Now you are probably wondering how to flip a car/truck. The most common way people accidentally flip a truck or SUV is to go off the road and then violently correct. If the truck is in soft dirt or sand, the wheels can sink into the soft dirt. This can flip the vehicle.

Also, turning abruptly from dirt onto pavement can cause enough shock to flip some trucks and SUVs. Lastly, swerving back and forth violently can build up momentum in some trucks or SUVs and cause a rollover. In order to flip a sedan, minivan or sports car, you generally have to hit something or slide into soft dirt at very high speeds.

For an example of how hard it is to flip a sports car, consider the Aston Martin in the recent James Bond flick “Casino Royale.” It would not flip when cornered at maximum grip and run over an 18 inch ramp at 50 mph. It would not flip when cornered at maximum grip and run over a 3 foot ramp at 60 mph. In order to get that “traction roll” you see in the film, the producers had to equip 007’s car with an air powered cannon to shoot a piston into the ground that launched the car skyward.
Image for the upturned car found HERE - used under Fair Use Laws.

3. Sliding a car does not make you go faster. In movie car chases the drivers almost always spend a lot of time sliding the vehicles. This looks cool, dramatic and a lot of fun but it also slows you down. The fastest way to drive is to come to the absolute edge of traction without sliding. The only exception to this I know is when you drive on gravel or dirt roads. In this case, mild, controlled oversteer (see above) is sometimes desirable.

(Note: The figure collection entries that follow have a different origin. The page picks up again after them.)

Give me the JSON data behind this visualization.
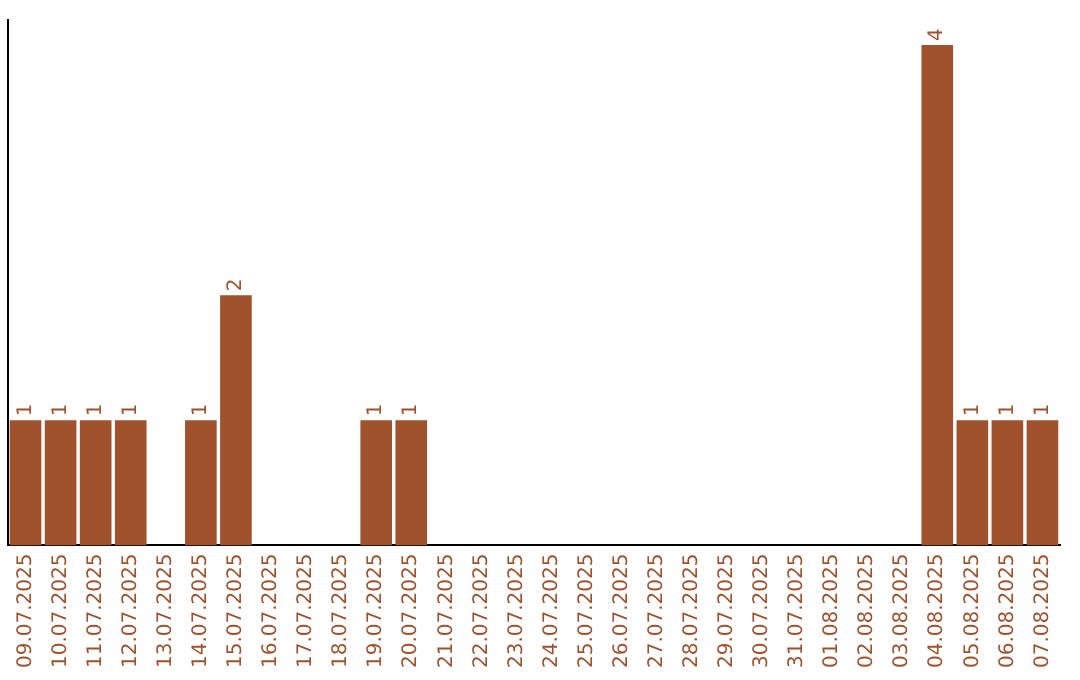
{
  "chart_data": {
    "type": "bar",
    "categories": [
      "09.07.2025",
      "10.07.2025",
      "11.07.2025",
      "12.07.2025",
      "13.07.2025",
      "14.07.2025",
      "15.07.2025",
      "16.07.2025",
      "17.07.2025",
      "18.07.2025",
      "19.07.2025",
      "20.07.2025",
      "21.07.2025",
      "22.07.2025",
      "23.07.2025",
      "24.07.2025",
      "25.07.2025",
      "26.07.2025",
      "27.07.2025",
      "28.07.2025",
      "29.07.2025",
      "30.07.2025",
      "31.07.2025",
      "01.08.2025",
      "02.08.2025",
      "03.08.2025",
      "04.08.2025",
      "05.08.2025",
      "06.08.2025",
      "07.08.2025"
    ],
    "values": [
      1,
      1,
      1,
      1,
      0,
      1,
      2,
      0,
      0,
      0,
      1,
      1,
      0,
      0,
      0,
      0,
      0,
      0,
      0,
      0,
      0,
      0,
      0,
      0,
      0,
      0,
      4,
      1,
      1,
      1
    ],
    "value_labels": [
      "1",
      "1",
      "1",
      "1",
      null,
      "1",
      "2",
      null,
      null,
      null,
      "1",
      "1",
      null,
      null,
      null,
      null,
      null,
      null,
      null,
      null,
      null,
      null,
      null,
      null,
      null,
      null,
      "4",
      "1",
      "1",
      "1"
    ],
    "color": "#a0522d",
    "ylim": [
      0,
      4.2
    ],
    "grid": false,
    "legend": false,
    "tick_labels": "x"
  }
}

The Lethal Weapon movies are prime examples of this movie myth. When Danny Glover and Mel Gibson decide to chase the movie villains, they do so in clouds of smoke and from the center of epic screeching slides. If they did that on a racetrack, they could expect to increase laptimes by ten or fifteen percent. Not that I blame the producers, how else are you supposed to make a chase between an Oldsmobile station wagon and a BMW M6 competitive?
Image of Lethal Weapon 1 poster found HERE and used under Fair Use laws.

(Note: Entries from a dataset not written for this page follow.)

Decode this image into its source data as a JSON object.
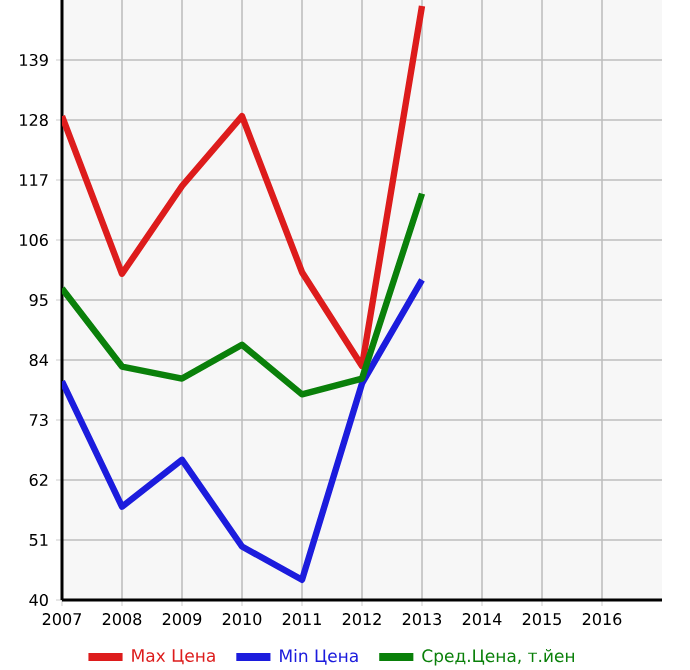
{
  "chart_data": {
    "type": "line",
    "x": [
      2007,
      2008,
      2009,
      2010,
      2011,
      2012,
      2013
    ],
    "series": [
      {
        "name": "Max Цена",
        "color": "#dd1c1c",
        "values": [
          128.7,
          99.8,
          115.9,
          128.7,
          100.1,
          82.9,
          148.9
        ]
      },
      {
        "name": "Min Цена",
        "color": "#1c1cdd",
        "values": [
          80.1,
          57.1,
          65.7,
          49.8,
          43.7,
          79.7,
          98.7
        ]
      },
      {
        "name": "Сред.Цена, т.йен",
        "color": "#0a800a",
        "values": [
          97.1,
          82.8,
          80.6,
          86.8,
          77.7,
          80.6,
          114.5
        ]
      }
    ],
    "xlim": [
      2007,
      2017
    ],
    "xticks": [
      2007,
      2008,
      2009,
      2010,
      2011,
      2012,
      2013,
      2014,
      2015,
      2016
    ],
    "ylim": [
      40,
      150
    ],
    "yticks": [
      40,
      51,
      62,
      73,
      84,
      95,
      106,
      117,
      128,
      139
    ],
    "grid": true,
    "legend": "bottom",
    "marker": "none",
    "line_style": "solid"
  }
}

4. A sticking throttle is not a death sentence. This happens in horror flicks a lot and might creep up in your stories post Toyota's throttle sticking scandal. There are three ways to survive this in every car ever built.

Number one, turn off the ignition. This will kill the engine and you will slow down gradually.

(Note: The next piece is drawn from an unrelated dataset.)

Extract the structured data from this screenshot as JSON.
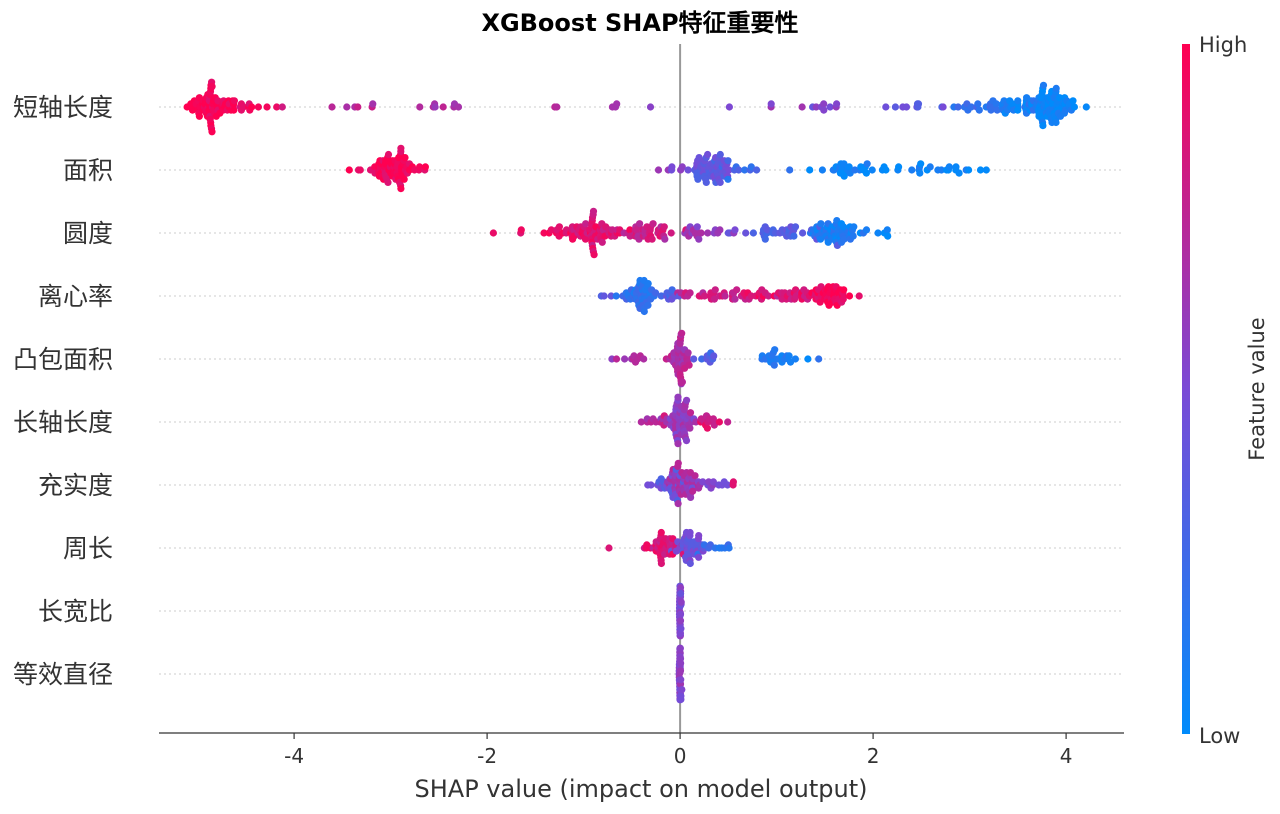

Number two, step hard on the brakes. Every car built in the last 50 years, if not longer, has stronger brakes than engines.

Number three, take the transmission out of gear. If the car is an automatic, select "N," or if you want the same effect with lots of crunching noises and a huge repair bill, put it in park. If the car is a stick shift, put it in neutral. Doing this will probably destroy your engine, but it will for sure allow you to stop the car.

You can also choose any combination of those three ways. The smartest thing to do to avoid damage and come to a stop safely is to first step on the brakes and then turn off the ignition one click so that the engine turns off and you don’t engage the steering lock.

Stuff that won't work: the emergency brake, pumping the brakes, shifting into a lower gear.


  1. Great stuff! Exploding cars are so silly. I did see a car crash once when the radiator turned into a cloud of atomized coolant.

    I've also seen a car caught on fire by parking it on a bush. Even with all the alcohol in the back seat, it never exploded.

    The other popular one that really bugs is shooting gas cans with firearms. Even with tracer rounds, they are very difficult to ignite.

  2. I love anything with explosions! I caught Ben discussing this on CC and begged him to come to the blog for a reference.

    What I really need now is an excuse to blow up a car in my current WIP.

  3. Very cool. I watched a Mythbusters episode with my kiddoes not too long ago where they tried to blow up a car as it launched it off a cliff...and it was hard work to make that happen.